Short-oo? What’s that?

Short-oo is a vowel that is a little bit unusual. Now, you may be thinking, “But that’s not a letter in the English alphabet!”, and of course, you’re right. But Long-OO and Short-oo is a pair of vowel sounds that follow some of the spelling and pronunciation patterns of the other Long and Short vowels of English.

How to pronounce Short-oo

Just like all of the Short vowels of English, a key factor to pronounce it well is to relax your tongue. Start by saying the Long-OO (Long-U-2) sound: “OO”. Then, hold your tongue up in the same place, but relax it completely: “OO” > “oo”.

Also, your lips should stay rounded — Short-oo is the only Short vowel with rounded lips.

Be sure to relax your whole tongue, all the way to the back, because there are some words with Short-oo that could be confused if you don’t relax your tongue. Here are a few examples:

Short-oo — Long-OO
could — cooed
hood — who’d
look — Luke
pull — pool
stood — stewed
would — wooed

Common Words with Short-oo

This vowel sound is a little bit unusual in some ways, but it is used almost as much as any other English vowel sound, because there are several frequently used words that have it. Here are some of them: could, should, would, put, push, sugar, book, look, cookie, hook, took, good, wood, stood, foot.

One fun way to practice the Short-oo sound is with the tongue twister “How Much Wood“.

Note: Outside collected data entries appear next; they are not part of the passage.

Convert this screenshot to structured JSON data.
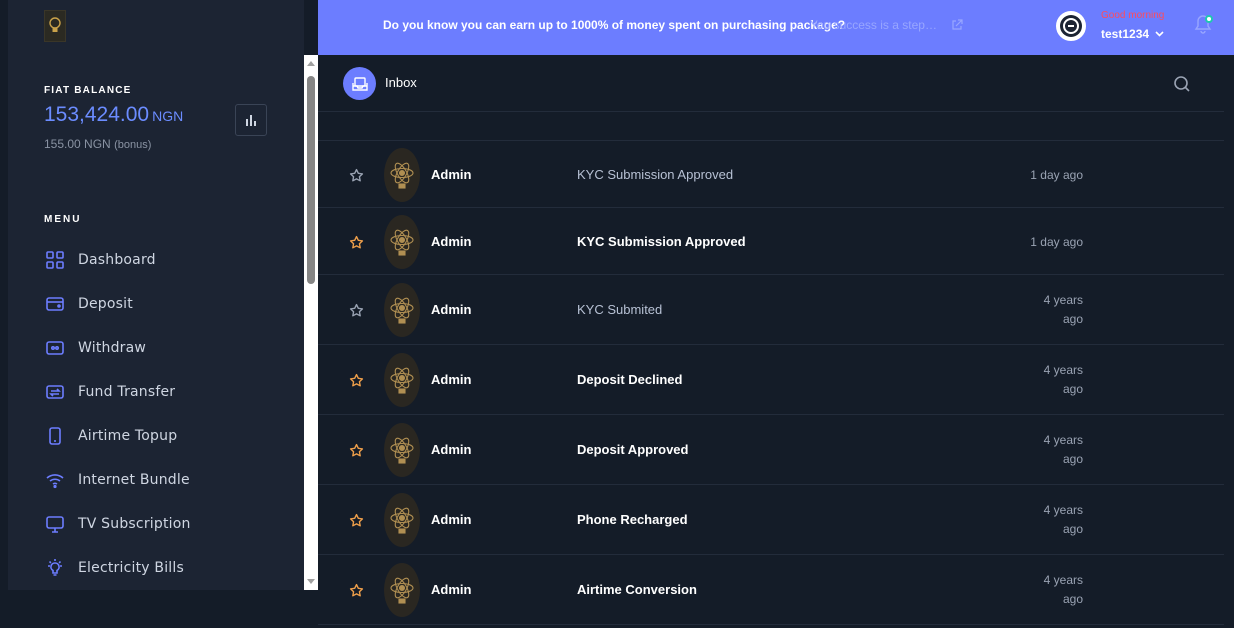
{
  "sidebar": {
    "balance_label": "FIAT BALANCE",
    "balance_amount": "153,424.00",
    "balance_currency": "NGN",
    "bonus_amount": "155.00",
    "bonus_currency": "NGN",
    "bonus_label": "(bonus)",
    "menu_label": "MENU",
    "menu": [
      {
        "label": "Dashboard",
        "icon": "dashboard-icon"
      },
      {
        "label": "Deposit",
        "icon": "wallet-icon"
      },
      {
        "label": "Withdraw",
        "icon": "cash-icon"
      },
      {
        "label": "Fund Transfer",
        "icon": "transfer-icon"
      },
      {
        "label": "Airtime Topup",
        "icon": "phone-icon"
      },
      {
        "label": "Internet Bundle",
        "icon": "wifi-icon"
      },
      {
        "label": "TV Subscription",
        "icon": "tv-icon"
      },
      {
        "label": "Electricity Bills",
        "icon": "bulb-icon"
      }
    ]
  },
  "header": {
    "promo": "Do you know you can earn up to 1000% of money spent on purchasing package?",
    "promo_sub": "You success is a step a…",
    "greeting": "Good morning",
    "username": "test1234"
  },
  "inbox": {
    "title": "Inbox",
    "messages": [
      {
        "sender": "Admin",
        "subject": "KYC Submission Approved",
        "time": [
          "1 day ago"
        ],
        "starred": false,
        "read": true
      },
      {
        "sender": "Admin",
        "subject": "KYC Submission Approved",
        "time": [
          "1 day ago"
        ],
        "starred": true,
        "read": false
      },
      {
        "sender": "Admin",
        "subject": "KYC Submited",
        "time": [
          "4 years",
          "ago"
        ],
        "starred": false,
        "read": true
      },
      {
        "sender": "Admin",
        "subject": "Deposit Declined",
        "time": [
          "4 years",
          "ago"
        ],
        "starred": true,
        "read": false
      },
      {
        "sender": "Admin",
        "subject": "Deposit Approved",
        "time": [
          "4 years",
          "ago"
        ],
        "starred": true,
        "read": false
      },
      {
        "sender": "Admin",
        "subject": "Phone Recharged",
        "time": [
          "4 years",
          "ago"
        ],
        "starred": true,
        "read": false
      },
      {
        "sender": "Admin",
        "subject": "Airtime Conversion",
        "time": [
          "4 years",
          "ago"
        ],
        "starred": true,
        "read": false
      }
    ]
  },
  "colors": {
    "accent": "#6c7dff",
    "star_active": "#f0a04b",
    "star_inactive": "#9aa3b3"
  }
}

4 thoughts on “Short-oo? What’s that?

  1. I am a little dismayed at the information available for the oo sounds. There are clear differences when oo is followed by; k, r, l and d. Although the d is also in the true long oo sound, food, other words, such as blood and flood, clearly say the short u sound. I have been looking for words that demonstrate this, so I can try to find a patern.

    • There is not a super strong pattern here, but most words spelled with “OO” will use either the Long-OO or the Short-oo sound. Words that end with “-OOD” are not predictable. They basically form 3 groups: Short-oo (good, hood, wood, stood), Long-OO (food, mood), and Short-u (blood, flood). In this case, the total number of words involved is not super big, so it is easier to memorize them. One factor involved is the fact that many of these are frequently used words, and the most frequent words have a higher level of irregular spellings.